It is shameful and alarming that nine leading Big Law firms caved when President Trump threatened their financial bottom lines. But putting aside potential criminal exposure — both a perpetrator and a target may be guilty of bribery, for example — these timorous law firms may soon face practical problems that, ironically, affect their financial well-being.
The firms have a serious conflict-of-interest problem that has been hiding in plain sight.
A core element of the ethical rules that bind all lawyers in the U.S. is the understanding that a lawyer may not represent a client if that representation conflicts with the interests of other clients the lawyer represents, or other commitments made by the lawyer. Professional ethics requires that law firms must avoid such conflicts.
Having reached agreements with Trump, these law firms have now expressly aligned themselves with the interests of the federal government. The professional rules against serving two or more masters therefore should disqualify these firms from doing any work against the federal government.
The firms siding with the administration also represent important clients, many with claims against federal agencies. In such cases, if the government seeks to disqualify a law firm because of this obvious conflict, it ought to win.
If these law firms agreed to represent the federal government directly, as Trump announced, this would create an unmistakable conflict. Each American law firm is treated as a single entity, so each lawyer’s client is thus also the firm’s client. And there are few if any large law firms that don’t have cases against the federal government and therefore may not represent the government — even in unrelated matters. If Trump insists on direct representation, as he has touted, any law firm would have to drop all its other clients who oppose the government.
The rules forbidding professional conflicts may sometimes be waived, but any such waiver must come from both parties. Even if a firm’s clients were willing to agree to conflicted representation, why would the government ever waive a conflict in a vigorously disputed matter?
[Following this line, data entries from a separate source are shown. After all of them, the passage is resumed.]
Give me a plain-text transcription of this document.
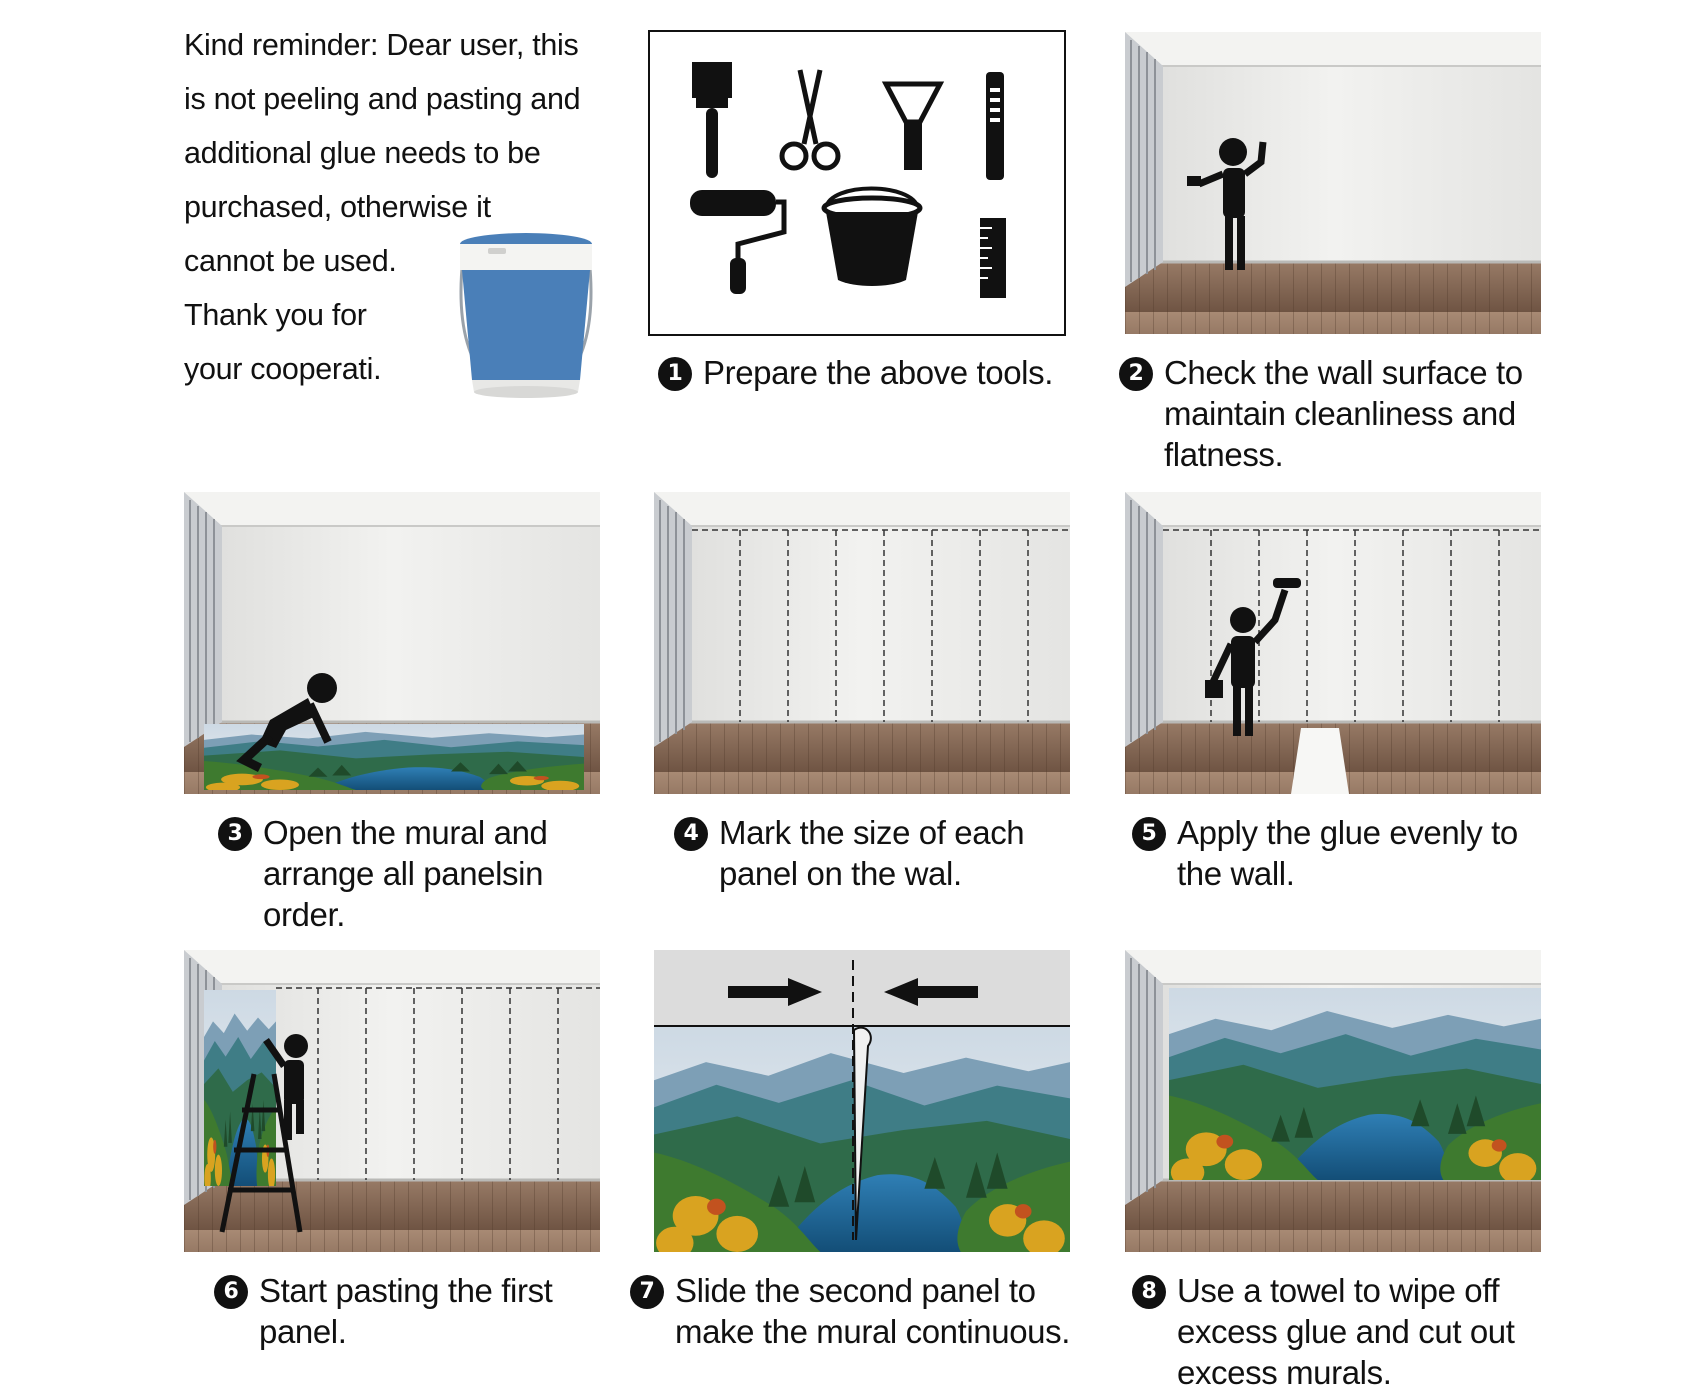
Kind reminder: Dear user, this

is not peeling and pasting and

additional glue needs to be

purchased, otherwise it

cannot be used.

Thank you for

your cooperati.	1 Prepare the above tools.	2 Check the wall surface to
maintain cleanliness and
flatness.
3 Open the mural and
arrange all panelsin
order.
4 Mark the size of each
panel on the wal.
5 Apply the glue evenly to
the wall.
6 Start pasting the first
panel.
7 Slide the second panel to
make the mural continuous.
8 Use a towel to wipe off
excess glue and cut out
excess murals.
The firms that agreed to Trump’s deal are now in a very precarious position. Engaging in a conflict of interest without a proper waiver violates professional ethical rules in every state, and a firm’s lawyers thereby would risk serious professional sanctions.
It should therefore be extremely difficult for these firms to continue their work when the federal government is an adverse party. Paradoxically, such a major financial hit is far more likely than any possible criminal law exposure resulting from the deals. Trump and his minions need not fear any prosecution by the current Department of Justice.
Nonetheless, the firms that publicly aligned their interests with the federal government have demonstrated that they will compromise to please the president. This is shaky ground. The lingering threat of soft sanctions inevitably infuses the firm’s representation. If the agreement influences the judgment of any lawyer in the firm, this is a conflict situation.
In addition, those law firms that reached an agreement with Trump must worry about possible malpractice claims should any cases against the government go wrong. If there is the slightest evidence that the law firm walked on eggshells in their representation of any private client, the stench of unethical conflicts of interest might follow. Even ignoring the moral and reputational dimensions of these firms’ agreements, their bottom lines may suffer as well.
When Theodore Roosevelt described the American presidency as “a bully pulpit,” he did not mean an elevated platform from which to bully law firms into compromising their basic ethical and professional obligations.
Avi Soifer is an emeritus professor at the William S. Richardson School of Law at the University of Hawai’i. Judy McMorrow is professor emerita Boston College Law School. Paul Tremblay is a clinical professor and the Dean’s Distinguished Scholar at Boston College Law School.